In a decision expected to reduce the amount of Garda time spent on preliminary court procedures, the court said this was the proper interpretation of Section 6.1 of the Criminal Justice Miscellaneous Provisions Act 1997.
It overturned a High Court decision, dealing with a legal issue referred by a district court judge, which said the prosecution must prove that a person was not arrested under warrant before the Garda certificate could be admissible.
In her judgment, Mrs Justice Denham said Section 6 was introduced to enable evidence of arrest, charge and caution to be given by certificate if the accused was arrested other than under a warrant.

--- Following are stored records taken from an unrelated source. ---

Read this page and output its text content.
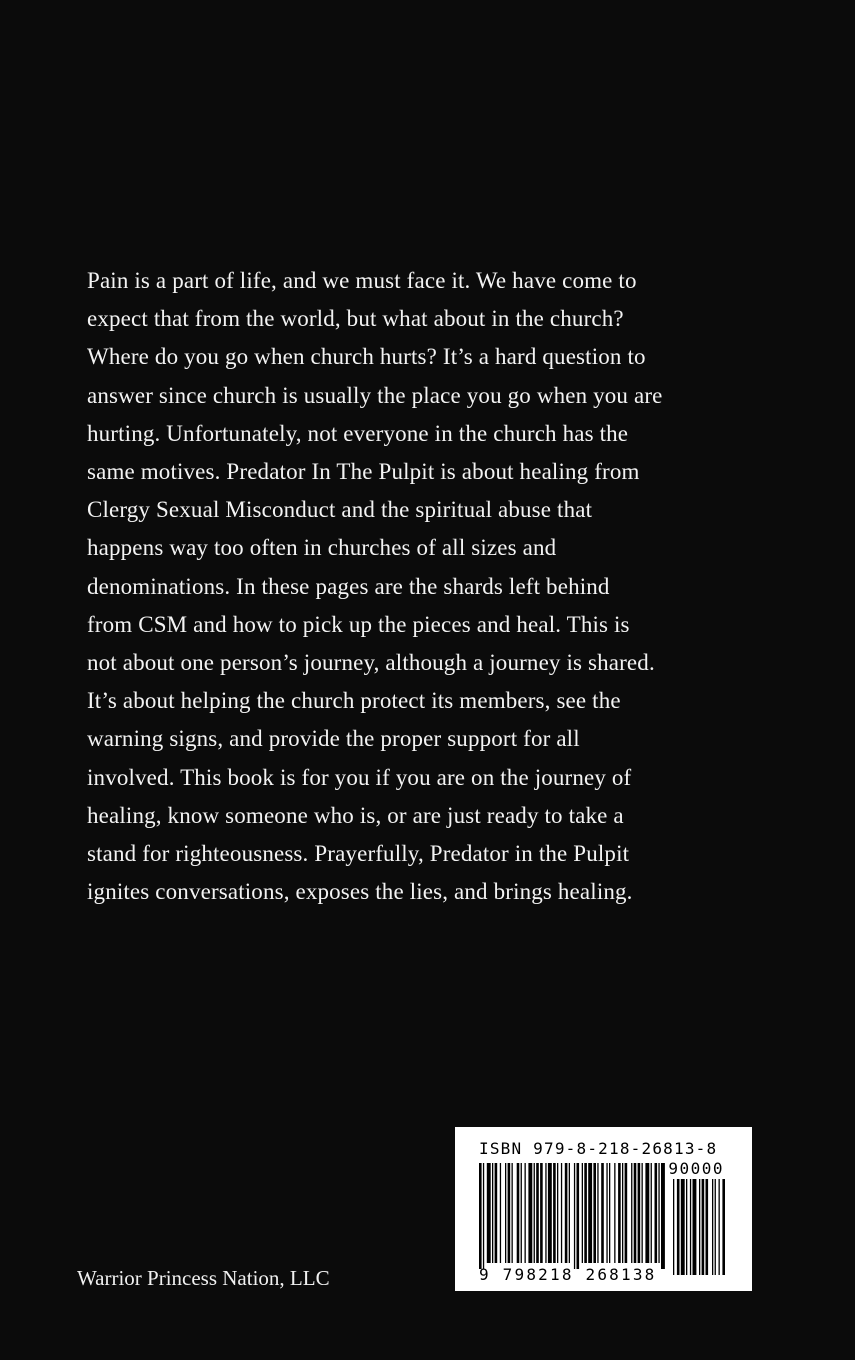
Pain is a part of life, and we must face it. We have come to
expect that from the world, but what about in the church?
Where do you go when church hurts? It’s a hard question to
answer since church is usually the place you go when you are
hurting. Unfortunately, not everyone in the church has the
same motives. Predator In The Pulpit is about healing from
Clergy Sexual Misconduct and the spiritual abuse that
happens way too often in churches of all sizes and
denominations. In these pages are the shards left behind
from CSM and how to pick up the pieces and heal. This is
not about one person’s journey, although a journey is shared.
It’s about helping the church protect its members, see the
warning signs, and provide the proper support for all
involved. This book is for you if you are on the journey of
healing, know someone who is, or are just ready to take a
stand for righteousness. Prayerfully, Predator in the Pulpit
ignites conversations, exposes the lies, and brings healing.
Warrior Princess Nation, LLC
ISBN 979-8-218-26813-8
90000
9 798218 268138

This obviated the necessity of the arresting garda being in court.
If the garda had to be in court to give evidence that the arrest was other than under a warrant before the certificate could be admitted, there was "the absurd result" that the garda was required to be in court to prove their presence was not required.
The case arose after a solicitor argued that before a district court judge could accept evidence of arrest, charge and caution by way of a certificate signed by a garda, the district judge must be satisfied the person has been "arrested otherwise than under a warrant."
Delivering one of the three Supreme Court judgments, Mr Justice O'Flaherty said that a district judge was entitled to assume that persons in authority would act in accordance with what was required to be done by them in obeying the law.
The district judge was also entitled to assume they would not think of bringing a person before the court under the procedure in debate if there was in existence to their knowledge an unexecuted warrant.
Mr Justice O'Flaherty said a person arrested under a warrant would be brought before a court as soon as practicable.
They were dealing with a purely procedural matter, before the holding of a trial. In a case such as that before the district court it would be clear to the district judge that once Section 6 of the 1997 Act was being availed of, it must be that the sergeant at the Garda station would be satisfied that no warrant for the arrest of an accused was in existence.
The other members of the court were Mr Justice Barrington, Mr Justice Keane and Mr Justice Lynch.